Following the additions of Michael Wacha and Rich Hill, the Sox should next turn their attention to Collin McHugh — someone they already have a history with — once the Major League Baseball lockout ends.
Last March, Boston signed McHugh to a one-year deal for the 2020 season a few weeks into spring training. But the veteran right-hander never suited up for the Red Sox.
At the time of his signing, McHugh was approximately three months removed from undergoing a Tenex procedure to treat a flexor strain in his elbow. The COVID-19 pandemic and the league-wide shutdown that followed only prolonged his recovery, and the righty ultimately opted out of the 2020 season in July.
After sitting out all of 2020, McHugh inked another one-year pact with the division rival Rays this past February and enjoyed a nice bounce back in what was his ninth big-league season.
Across 37 appearances (seven starts) for Tampa Bay, the 34-year-old posted a miniscule 1.55 ERA and 2.12 FIP to go along with 74 strikeouts to 12 walks over 64 innings of work in 2021.
Not only was McHugh effective when it came to keeping runs off the board, he was able to do so while limiting hard contact against him. Among the 269 pitchers who accrued at least 60 innings on the mound this year, McHugh ranked fifth in barrel rate (2.5%), eighth in hard-hit rate (28.9%), and sixth in expected ERA (2.26), per FanGraphs.
For as productive as McHugh may have been with the Rays, he did miss some time on account of being placed on the injured list on three separate occasions. From April 18 through May 4, he was sidelined because of a low back strain. From July 25 through August 7, he was sidelined because of arm fatigue.
Despite those injury-related concerns, there was not much McHugh could do wrong in 2021. He did not allow a single run while serving as Tampa Bay’s opener and proved to be effective against left-handed and right-handed hitters alike.
Per Baseball Savant, the 6-foot-2, 191 pound hurler operates with a five-pitch mix that consists of a nasty slider, a cutter, a four-seam fastball, curveball, and changeup.

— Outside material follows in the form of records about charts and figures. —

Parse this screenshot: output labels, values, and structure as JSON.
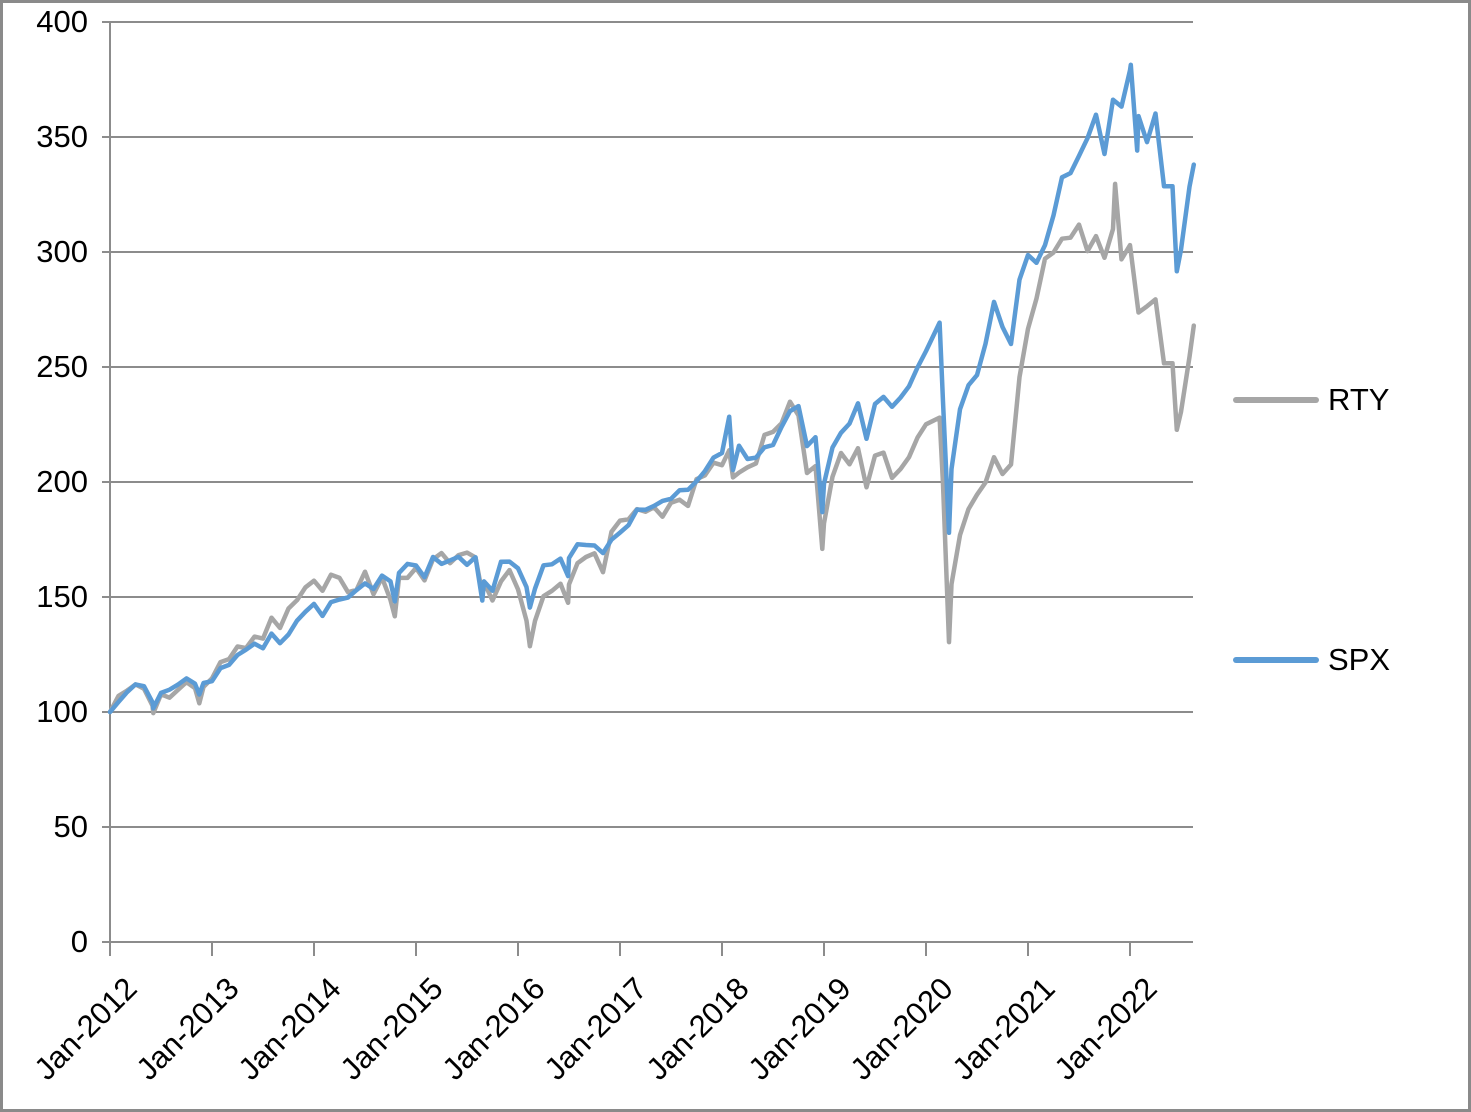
{
  "chart_data": {
    "type": "line",
    "title": "",
    "grid": true,
    "legend_position": "right",
    "x_axis": {
      "unit": "months-since-Jan-2012",
      "range_months": [
        0,
        127.5
      ],
      "ticks": [
        {
          "m": 0,
          "label": "Jan-2012"
        },
        {
          "m": 12,
          "label": "Jan-2013"
        },
        {
          "m": 24,
          "label": "Jan-2014"
        },
        {
          "m": 36,
          "label": "Jan-2015"
        },
        {
          "m": 48,
          "label": "Jan-2016"
        },
        {
          "m": 60,
          "label": "Jan-2017"
        },
        {
          "m": 72,
          "label": "Jan-2018"
        },
        {
          "m": 84,
          "label": "Jan-2019"
        },
        {
          "m": 96,
          "label": "Jan-2020"
        },
        {
          "m": 108,
          "label": "Jan-2021"
        },
        {
          "m": 120,
          "label": "Jan-2022"
        }
      ]
    },
    "y_axis": {
      "range": [
        0,
        400
      ],
      "ticks": [
        0,
        50,
        100,
        150,
        200,
        250,
        300,
        350,
        400
      ]
    },
    "colors": {
      "gridline": "#8C8C8C",
      "axis": "#8C8C8C",
      "frame": "#8A8A8A",
      "rty": "#A6A6A6",
      "spx": "#5B9BD5"
    },
    "series": [
      {
        "name": "RTY",
        "color": "#A6A6A6",
        "points": [
          [
            0,
            100
          ],
          [
            1,
            107.0
          ],
          [
            2,
            109.3
          ],
          [
            3,
            112.0
          ],
          [
            4,
            110.1
          ],
          [
            5,
            102.7
          ],
          [
            5.1,
            99.5
          ],
          [
            6,
            107.7
          ],
          [
            7,
            106.2
          ],
          [
            8,
            109.6
          ],
          [
            9,
            113.0
          ],
          [
            10,
            110.4
          ],
          [
            10.5,
            103.8
          ],
          [
            11,
            110.9
          ],
          [
            12,
            114.6
          ],
          [
            13,
            121.7
          ],
          [
            14,
            123.0
          ],
          [
            15,
            128.5
          ],
          [
            16,
            127.8
          ],
          [
            17,
            132.8
          ],
          [
            18,
            131.9
          ],
          [
            19,
            141.0
          ],
          [
            20,
            136.5
          ],
          [
            21,
            145.0
          ],
          [
            22,
            148.6
          ],
          [
            23,
            154.2
          ],
          [
            24,
            157.1
          ],
          [
            25,
            152.7
          ],
          [
            26,
            159.7
          ],
          [
            27,
            158.3
          ],
          [
            28,
            152.1
          ],
          [
            29,
            153.1
          ],
          [
            30,
            161.0
          ],
          [
            31,
            151.2
          ],
          [
            32,
            158.5
          ],
          [
            33,
            148.7
          ],
          [
            33.5,
            141.6
          ],
          [
            34,
            158.3
          ],
          [
            35,
            158.3
          ],
          [
            36,
            162.6
          ],
          [
            37,
            157.2
          ],
          [
            38,
            166.4
          ],
          [
            39,
            169.1
          ],
          [
            40,
            164.7
          ],
          [
            41,
            168.2
          ],
          [
            42,
            169.3
          ],
          [
            43,
            167.2
          ],
          [
            43.8,
            151.5
          ],
          [
            44,
            156.4
          ],
          [
            45,
            148.5
          ],
          [
            46,
            156.8
          ],
          [
            47,
            161.7
          ],
          [
            48,
            153.3
          ],
          [
            49,
            139.7
          ],
          [
            49.4,
            128.6
          ],
          [
            50,
            139.6
          ],
          [
            51,
            150.4
          ],
          [
            52,
            152.7
          ],
          [
            53,
            155.8
          ],
          [
            53.9,
            147.5
          ],
          [
            54,
            155.5
          ],
          [
            55,
            164.7
          ],
          [
            56,
            167.4
          ],
          [
            57,
            169.0
          ],
          [
            58,
            160.8
          ],
          [
            59,
            178.4
          ],
          [
            60,
            183.2
          ],
          [
            61,
            183.8
          ],
          [
            62,
            188.2
          ],
          [
            63,
            187.1
          ],
          [
            64,
            189.0
          ],
          [
            65,
            184.9
          ],
          [
            66,
            191.0
          ],
          [
            67,
            192.3
          ],
          [
            68,
            189.6
          ],
          [
            69,
            201.2
          ],
          [
            70,
            202.9
          ],
          [
            71,
            208.4
          ],
          [
            72,
            207.3
          ],
          [
            72.85,
            213.8
          ],
          [
            73.3,
            202.0
          ],
          [
            74,
            204.1
          ],
          [
            75,
            206.4
          ],
          [
            76,
            208.1
          ],
          [
            77,
            220.5
          ],
          [
            78,
            221.8
          ],
          [
            79,
            225.5
          ],
          [
            80,
            234.9
          ],
          [
            81,
            228.9
          ],
          [
            82,
            203.9
          ],
          [
            83,
            206.9
          ],
          [
            83.8,
            170.9
          ],
          [
            84,
            182.1
          ],
          [
            85,
            202.3
          ],
          [
            86,
            212.6
          ],
          [
            87,
            207.7
          ],
          [
            88,
            214.7
          ],
          [
            89,
            197.7
          ],
          [
            90,
            211.5
          ],
          [
            91,
            212.8
          ],
          [
            92,
            201.8
          ],
          [
            93,
            205.6
          ],
          [
            94,
            210.8
          ],
          [
            95,
            219.3
          ],
          [
            96,
            225.1
          ],
          [
            97.6,
            228.0
          ],
          [
            98,
            199.2
          ],
          [
            98.7,
            130.4
          ],
          [
            99,
            155.6
          ],
          [
            100,
            176.9
          ],
          [
            101,
            188.2
          ],
          [
            102,
            194.5
          ],
          [
            103,
            199.8
          ],
          [
            104,
            210.8
          ],
          [
            105,
            203.5
          ],
          [
            106,
            207.6
          ],
          [
            107,
            245.6
          ],
          [
            108,
            266.6
          ],
          [
            109,
            279.8
          ],
          [
            110,
            297.1
          ],
          [
            111,
            299.8
          ],
          [
            112,
            305.8
          ],
          [
            113,
            306.2
          ],
          [
            114,
            311.9
          ],
          [
            115,
            300.4
          ],
          [
            116,
            306.9
          ],
          [
            117,
            297.5
          ],
          [
            118,
            310.0
          ],
          [
            118.25,
            329.6
          ],
          [
            119,
            296.8
          ],
          [
            120,
            303.0
          ],
          [
            121,
            273.7
          ],
          [
            122,
            276.4
          ],
          [
            123,
            279.4
          ],
          [
            124,
            251.6
          ],
          [
            125,
            251.6
          ],
          [
            125.5,
            222.7
          ],
          [
            126,
            230.5
          ],
          [
            127,
            254.4
          ],
          [
            127.5,
            268.0
          ]
        ]
      },
      {
        "name": "SPX",
        "color": "#5B9BD5",
        "points": [
          [
            0,
            100
          ],
          [
            1,
            104.4
          ],
          [
            2,
            108.6
          ],
          [
            3,
            112.0
          ],
          [
            4,
            111.2
          ],
          [
            5,
            104.2
          ],
          [
            5.1,
            101.6
          ],
          [
            6,
            108.3
          ],
          [
            7,
            109.7
          ],
          [
            8,
            111.9
          ],
          [
            9,
            114.6
          ],
          [
            10,
            112.3
          ],
          [
            10.5,
            107.6
          ],
          [
            11,
            112.6
          ],
          [
            12,
            113.4
          ],
          [
            13,
            119.1
          ],
          [
            14,
            120.5
          ],
          [
            15,
            124.8
          ],
          [
            16,
            127.1
          ],
          [
            17,
            129.7
          ],
          [
            18,
            127.7
          ],
          [
            19,
            134.1
          ],
          [
            20,
            129.9
          ],
          [
            21,
            133.7
          ],
          [
            22,
            139.7
          ],
          [
            23,
            143.6
          ],
          [
            24,
            147.0
          ],
          [
            25,
            141.8
          ],
          [
            26,
            147.8
          ],
          [
            27,
            148.9
          ],
          [
            28,
            149.8
          ],
          [
            29,
            153.0
          ],
          [
            30,
            155.9
          ],
          [
            31,
            153.5
          ],
          [
            32,
            159.3
          ],
          [
            33,
            156.8
          ],
          [
            33.5,
            148.1
          ],
          [
            34,
            160.5
          ],
          [
            35,
            164.4
          ],
          [
            36,
            163.7
          ],
          [
            37,
            158.6
          ],
          [
            38,
            167.4
          ],
          [
            39,
            164.4
          ],
          [
            40,
            165.9
          ],
          [
            41,
            167.5
          ],
          [
            42,
            164.0
          ],
          [
            43,
            167.3
          ],
          [
            43.8,
            148.5
          ],
          [
            44,
            156.8
          ],
          [
            45,
            152.7
          ],
          [
            46,
            165.3
          ],
          [
            47,
            165.4
          ],
          [
            48,
            162.5
          ],
          [
            49,
            154.3
          ],
          [
            49.4,
            145.4
          ],
          [
            50,
            153.6
          ],
          [
            51,
            163.8
          ],
          [
            52,
            164.2
          ],
          [
            53,
            166.7
          ],
          [
            53.9,
            159.1
          ],
          [
            54,
            166.9
          ],
          [
            55,
            172.9
          ],
          [
            56,
            172.6
          ],
          [
            57,
            172.4
          ],
          [
            58,
            169.1
          ],
          [
            59,
            174.9
          ],
          [
            60,
            178.0
          ],
          [
            61,
            181.2
          ],
          [
            62,
            188.0
          ],
          [
            63,
            187.9
          ],
          [
            64,
            189.6
          ],
          [
            65,
            191.8
          ],
          [
            66,
            192.7
          ],
          [
            67,
            196.4
          ],
          [
            68,
            196.6
          ],
          [
            69,
            200.3
          ],
          [
            70,
            204.8
          ],
          [
            71,
            210.6
          ],
          [
            72,
            212.6
          ],
          [
            72.85,
            228.4
          ],
          [
            73.3,
            205.2
          ],
          [
            74,
            215.8
          ],
          [
            75,
            210.0
          ],
          [
            76,
            210.6
          ],
          [
            77,
            215.1
          ],
          [
            78,
            216.1
          ],
          [
            79,
            223.9
          ],
          [
            80,
            230.8
          ],
          [
            81,
            233.0
          ],
          [
            82,
            215.6
          ],
          [
            83,
            219.5
          ],
          [
            83.8,
            186.9
          ],
          [
            84,
            199.3
          ],
          [
            85,
            215.0
          ],
          [
            86,
            221.4
          ],
          [
            87,
            225.4
          ],
          [
            88,
            234.2
          ],
          [
            89,
            218.8
          ],
          [
            90,
            233.9
          ],
          [
            91,
            237.0
          ],
          [
            92,
            232.7
          ],
          [
            93,
            236.7
          ],
          [
            94,
            241.6
          ],
          [
            95,
            249.8
          ],
          [
            96,
            256.9
          ],
          [
            97.6,
            269.3
          ],
          [
            98,
            234.9
          ],
          [
            98.7,
            177.9
          ],
          [
            99,
            205.6
          ],
          [
            100,
            231.6
          ],
          [
            101,
            242.1
          ],
          [
            102,
            246.5
          ],
          [
            103,
            260.1
          ],
          [
            104,
            278.3
          ],
          [
            105,
            267.4
          ],
          [
            106,
            260.0
          ],
          [
            107,
            288.0
          ],
          [
            108,
            298.7
          ],
          [
            109,
            295.3
          ],
          [
            110,
            303.0
          ],
          [
            111,
            315.9
          ],
          [
            112,
            332.5
          ],
          [
            113,
            334.3
          ],
          [
            114,
            341.8
          ],
          [
            115,
            349.5
          ],
          [
            116,
            359.7
          ],
          [
            117,
            342.6
          ],
          [
            118,
            366.2
          ],
          [
            119,
            363.2
          ],
          [
            120,
            379.0
          ],
          [
            120.1,
            381.4
          ],
          [
            120.85,
            344.1
          ],
          [
            121,
            359.1
          ],
          [
            122,
            347.8
          ],
          [
            123,
            360.2
          ],
          [
            124,
            328.6
          ],
          [
            125,
            328.6
          ],
          [
            125.5,
            291.6
          ],
          [
            126,
            301.0
          ],
          [
            127,
            328.4
          ],
          [
            127.5,
            338.0
          ]
        ]
      }
    ]
  },
  "legend": {
    "rty_label": "RTY",
    "spx_label": "SPX"
  }
}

Opposing hitters batted just .177 against McHugh’s slider — a pitch he threw nearly 53% of the time — this year.
McHugh, who does not turn 35 until next June, is projected by FanGraphs readers to net himself a one-year, $5 million deal in free agency this winter. The Illinois native can pitch in a variety of roles and can provide multiple innings of relief when needed.
When speaking with reporters (including MassLive.com’s Chris Cotillo) earlier this month, Red Sox chief baseball officer Chaim Bloom indicated that the club would be aggressive in pursuing bullpen help once MLB’s transaction freeze is lifted.
“We still would like to add more pitching,” said Bloom. “We’ve got some guys who can fill multiple roles. But as far as short relievers, that is something we have yet to address in meaningful fashion. And we’re going to continue to look at doing that.”
Considering that McHugh offers flexibility, would not be too expensive to sign, and is already familiar with the organization, he seems like a free agent the Red Sox should target as soon as they get the opportunity to.